I will mention another issue that is more specific and personal to me, and I hope colleagues will indulge me. In my constituency in Herefordshire, we have been trying to create a new model of higher education through what we call a new model institute in technology and engineering. It has attracted a great deal of attention across Government because it creates the possibility of significant regional economic growth that is closely tied to the creation of university campuses in cathedral cities such as Canterbury, York and Lincoln. I flag it now because, from a national perspective, it represents a portable model by which higher education of the most value-added kind, and that therefore has benefits for entrepreneurship and business formation, can be moved to all parts of the country, having been tested and developed in Herefordshire. One would think that this was something that Government at all levels would support. Her Majesty’s Government, in the form of the Department for Education, the Department for Business, Energy and Industrial Strategy, and the Ministry for Housing, Communities and Local Government, have been extremely supportive of it.

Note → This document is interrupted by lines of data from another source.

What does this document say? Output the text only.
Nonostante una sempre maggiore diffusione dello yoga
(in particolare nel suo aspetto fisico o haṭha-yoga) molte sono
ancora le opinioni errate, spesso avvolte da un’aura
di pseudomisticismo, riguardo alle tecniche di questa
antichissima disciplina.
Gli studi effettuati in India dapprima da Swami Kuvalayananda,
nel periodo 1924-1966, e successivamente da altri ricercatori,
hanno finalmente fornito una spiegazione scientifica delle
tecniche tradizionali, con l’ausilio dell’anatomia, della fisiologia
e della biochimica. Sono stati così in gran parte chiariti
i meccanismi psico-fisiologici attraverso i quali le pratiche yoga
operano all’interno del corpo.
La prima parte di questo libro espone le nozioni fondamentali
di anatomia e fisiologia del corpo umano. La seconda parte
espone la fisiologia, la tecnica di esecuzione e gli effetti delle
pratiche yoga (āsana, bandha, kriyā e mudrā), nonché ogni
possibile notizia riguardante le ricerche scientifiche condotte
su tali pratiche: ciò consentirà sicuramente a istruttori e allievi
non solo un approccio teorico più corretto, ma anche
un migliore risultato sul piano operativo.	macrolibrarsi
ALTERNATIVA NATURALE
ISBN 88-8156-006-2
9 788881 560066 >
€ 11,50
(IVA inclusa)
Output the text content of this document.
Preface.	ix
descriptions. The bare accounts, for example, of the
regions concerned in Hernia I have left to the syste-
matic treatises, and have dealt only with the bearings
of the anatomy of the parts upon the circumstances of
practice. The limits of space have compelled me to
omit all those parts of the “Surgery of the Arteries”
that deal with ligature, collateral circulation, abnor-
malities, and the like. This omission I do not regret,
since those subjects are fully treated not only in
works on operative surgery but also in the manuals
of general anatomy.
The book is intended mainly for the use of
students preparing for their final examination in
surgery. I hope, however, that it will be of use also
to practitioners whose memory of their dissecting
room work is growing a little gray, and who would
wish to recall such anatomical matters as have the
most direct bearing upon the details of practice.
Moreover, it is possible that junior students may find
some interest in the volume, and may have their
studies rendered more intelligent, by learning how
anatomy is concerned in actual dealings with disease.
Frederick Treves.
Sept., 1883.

One might also think that the local enterprise partnership, the Marches LEP, would support it. I am sorry to tell colleagues that the Marches LEP—I say this having had at least a year of wrestling with it on this topic—has been absolutely diabolical in the way it has treated this very innovative project. It has received £23 million from Government and all the support one could imagine. It has received private sector investment, and investment from matched funds. The LEP, which by charter is supposed to support economic growth in the Marches, has done nothing but prevaricate and delay. Even now, it is seeking to impose a £5 million indemnity on Government investment, although the Government made it clear in letters from the Secretary of State and from senior civil servants as early as January 2019 that no such indemnity was required. The specific people involved—the then chairman of the LEP, Graham Wynn, and the chief executive, Gill Hamer—should be subjected to significant criticism in the House. I put it on record that this important opportunity for a portable model of regional growth in higher education, which was developed through a pioneering model of tech and engineering at university and which offers possibilities and creativity, has been ignored and is being actively undermined.

Having said that, let me congratulate my right hon. Friend the Member for Wokingham again on introducing this very wide-ranging and important debate, which has examined not merely specific policy change but the very basis of economics itself. I thank him for securing the debate.